Susan, your words resonate with me. I was always an 'A' student at school and disliked collaborating with others who I thought were not up to my academic level....what a terrible attitude I used to have! It has taken me years of online work and years of international travel (that I know I have been privileged to experience) to realise that everyone has something worthwhile to contribute, everyone has their own corner of the market and should be valued, and that everyone together can create a better product than one individual. Now this product may not be the same as one individual may want it....and that's the point, it is NOT a personal outcome it is a collaborative outcome.

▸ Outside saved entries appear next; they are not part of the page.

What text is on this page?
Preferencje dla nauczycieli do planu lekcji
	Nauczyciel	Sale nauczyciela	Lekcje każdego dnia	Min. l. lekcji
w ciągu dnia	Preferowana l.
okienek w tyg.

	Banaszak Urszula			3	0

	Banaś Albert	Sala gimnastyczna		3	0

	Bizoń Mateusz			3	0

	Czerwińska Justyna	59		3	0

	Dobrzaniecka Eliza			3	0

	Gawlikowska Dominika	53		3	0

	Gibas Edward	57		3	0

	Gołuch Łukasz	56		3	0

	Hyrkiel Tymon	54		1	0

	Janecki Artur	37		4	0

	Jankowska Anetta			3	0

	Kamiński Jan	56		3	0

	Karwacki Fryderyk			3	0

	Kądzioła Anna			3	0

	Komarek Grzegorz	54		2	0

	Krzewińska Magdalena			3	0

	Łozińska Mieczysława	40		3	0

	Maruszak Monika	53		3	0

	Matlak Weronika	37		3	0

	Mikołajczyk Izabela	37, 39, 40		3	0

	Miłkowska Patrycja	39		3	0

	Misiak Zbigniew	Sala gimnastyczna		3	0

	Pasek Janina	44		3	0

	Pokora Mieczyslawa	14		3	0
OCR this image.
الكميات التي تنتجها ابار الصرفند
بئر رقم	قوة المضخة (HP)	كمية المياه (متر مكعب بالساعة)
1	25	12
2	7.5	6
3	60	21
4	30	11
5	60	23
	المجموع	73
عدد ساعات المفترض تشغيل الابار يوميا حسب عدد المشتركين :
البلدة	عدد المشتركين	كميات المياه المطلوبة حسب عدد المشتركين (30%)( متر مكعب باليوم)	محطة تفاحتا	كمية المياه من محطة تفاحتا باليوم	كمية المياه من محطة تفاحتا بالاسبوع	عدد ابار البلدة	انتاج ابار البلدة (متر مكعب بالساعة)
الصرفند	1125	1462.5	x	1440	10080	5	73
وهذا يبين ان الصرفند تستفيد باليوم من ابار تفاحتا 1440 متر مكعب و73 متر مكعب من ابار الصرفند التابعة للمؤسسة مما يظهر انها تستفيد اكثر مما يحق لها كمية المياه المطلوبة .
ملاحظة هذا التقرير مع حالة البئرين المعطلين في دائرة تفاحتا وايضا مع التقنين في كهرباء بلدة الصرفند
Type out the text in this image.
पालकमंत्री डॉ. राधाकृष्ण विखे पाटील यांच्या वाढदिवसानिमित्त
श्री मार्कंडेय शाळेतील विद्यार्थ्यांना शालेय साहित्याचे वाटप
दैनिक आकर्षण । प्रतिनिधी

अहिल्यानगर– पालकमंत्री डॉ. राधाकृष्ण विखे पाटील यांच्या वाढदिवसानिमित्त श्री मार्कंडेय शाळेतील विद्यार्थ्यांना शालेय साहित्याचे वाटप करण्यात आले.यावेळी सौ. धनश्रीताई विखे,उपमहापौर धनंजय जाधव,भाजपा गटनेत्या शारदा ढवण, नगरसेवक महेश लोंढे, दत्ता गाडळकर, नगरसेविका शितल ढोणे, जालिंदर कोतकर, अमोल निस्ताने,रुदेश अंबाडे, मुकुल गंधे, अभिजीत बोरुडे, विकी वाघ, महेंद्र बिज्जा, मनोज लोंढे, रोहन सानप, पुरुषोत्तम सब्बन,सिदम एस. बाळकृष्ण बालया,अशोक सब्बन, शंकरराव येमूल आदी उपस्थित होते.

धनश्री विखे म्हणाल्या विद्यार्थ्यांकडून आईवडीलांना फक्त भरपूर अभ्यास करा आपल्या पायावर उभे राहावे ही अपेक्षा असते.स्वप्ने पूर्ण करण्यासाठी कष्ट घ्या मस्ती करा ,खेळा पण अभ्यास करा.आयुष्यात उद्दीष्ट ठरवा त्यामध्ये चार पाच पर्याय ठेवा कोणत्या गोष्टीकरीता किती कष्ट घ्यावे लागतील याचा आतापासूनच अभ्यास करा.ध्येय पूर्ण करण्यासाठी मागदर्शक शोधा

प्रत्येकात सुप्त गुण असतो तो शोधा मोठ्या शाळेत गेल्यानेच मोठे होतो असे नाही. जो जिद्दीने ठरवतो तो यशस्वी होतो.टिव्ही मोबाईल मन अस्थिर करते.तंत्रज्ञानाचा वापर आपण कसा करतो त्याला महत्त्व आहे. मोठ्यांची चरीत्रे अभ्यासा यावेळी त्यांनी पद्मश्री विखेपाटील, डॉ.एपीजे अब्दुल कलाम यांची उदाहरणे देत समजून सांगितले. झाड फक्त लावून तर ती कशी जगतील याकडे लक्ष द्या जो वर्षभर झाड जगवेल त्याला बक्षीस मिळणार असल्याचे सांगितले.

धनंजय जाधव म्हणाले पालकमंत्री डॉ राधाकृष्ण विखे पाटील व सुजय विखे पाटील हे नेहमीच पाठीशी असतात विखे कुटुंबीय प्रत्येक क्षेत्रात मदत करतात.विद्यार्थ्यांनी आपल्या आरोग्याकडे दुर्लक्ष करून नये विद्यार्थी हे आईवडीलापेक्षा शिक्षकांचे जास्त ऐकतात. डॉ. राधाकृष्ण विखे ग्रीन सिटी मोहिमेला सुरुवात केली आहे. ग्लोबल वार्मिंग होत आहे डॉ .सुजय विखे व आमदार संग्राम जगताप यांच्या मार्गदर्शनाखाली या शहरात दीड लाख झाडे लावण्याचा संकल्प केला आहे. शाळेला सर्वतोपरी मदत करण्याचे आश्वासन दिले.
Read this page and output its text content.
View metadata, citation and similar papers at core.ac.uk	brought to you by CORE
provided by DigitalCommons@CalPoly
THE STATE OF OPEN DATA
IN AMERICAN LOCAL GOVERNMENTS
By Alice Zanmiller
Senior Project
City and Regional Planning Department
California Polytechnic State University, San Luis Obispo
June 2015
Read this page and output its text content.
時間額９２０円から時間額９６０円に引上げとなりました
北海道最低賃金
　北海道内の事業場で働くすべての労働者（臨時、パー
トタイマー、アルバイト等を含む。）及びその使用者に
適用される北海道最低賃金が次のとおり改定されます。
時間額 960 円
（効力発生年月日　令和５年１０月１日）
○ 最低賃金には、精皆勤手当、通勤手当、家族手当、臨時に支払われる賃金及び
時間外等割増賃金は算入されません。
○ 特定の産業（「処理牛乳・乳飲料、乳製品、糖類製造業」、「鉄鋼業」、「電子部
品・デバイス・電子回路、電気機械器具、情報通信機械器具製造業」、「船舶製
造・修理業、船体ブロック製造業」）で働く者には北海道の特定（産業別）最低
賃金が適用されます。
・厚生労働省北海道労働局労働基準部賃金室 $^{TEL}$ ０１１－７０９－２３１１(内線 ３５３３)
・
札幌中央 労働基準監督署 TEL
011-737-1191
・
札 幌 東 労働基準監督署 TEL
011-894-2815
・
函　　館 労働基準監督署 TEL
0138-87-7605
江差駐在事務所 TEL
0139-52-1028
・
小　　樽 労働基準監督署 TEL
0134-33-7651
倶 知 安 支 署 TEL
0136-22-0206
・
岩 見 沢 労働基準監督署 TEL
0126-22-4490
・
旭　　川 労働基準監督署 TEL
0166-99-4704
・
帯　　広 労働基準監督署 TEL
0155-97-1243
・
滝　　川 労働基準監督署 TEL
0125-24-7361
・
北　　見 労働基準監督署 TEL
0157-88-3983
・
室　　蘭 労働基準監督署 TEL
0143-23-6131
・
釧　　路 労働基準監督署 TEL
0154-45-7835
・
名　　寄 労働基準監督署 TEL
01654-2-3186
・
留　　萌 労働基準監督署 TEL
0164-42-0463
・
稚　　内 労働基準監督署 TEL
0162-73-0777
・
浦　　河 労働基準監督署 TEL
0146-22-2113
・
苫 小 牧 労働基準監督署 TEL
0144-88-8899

This was further emphasized last week at the WISE conference, the most amazing event I have been to for a long time (except for the events Flat Classroom run of course!). I was in a workshop with the topic of innovation: Adoption and Adaption and our table of 10 people were charged with 'How do you focus on what will make the system more responsive', in other words, what strategies can you adopt to effect innovation and have it flourish. Well, as a team of 10 people from about 10 countries (Oman, Peru, India, Canada, Spain, USA, Brazil etc) we each had a different experience and story to tell about innovation and implementing change in different countries. Our list of suggestions was full of unique ideas that we collaborated on to find the best ones to share.

I agree...'stick with the process and the mystery will unfold' Thanks for sharing!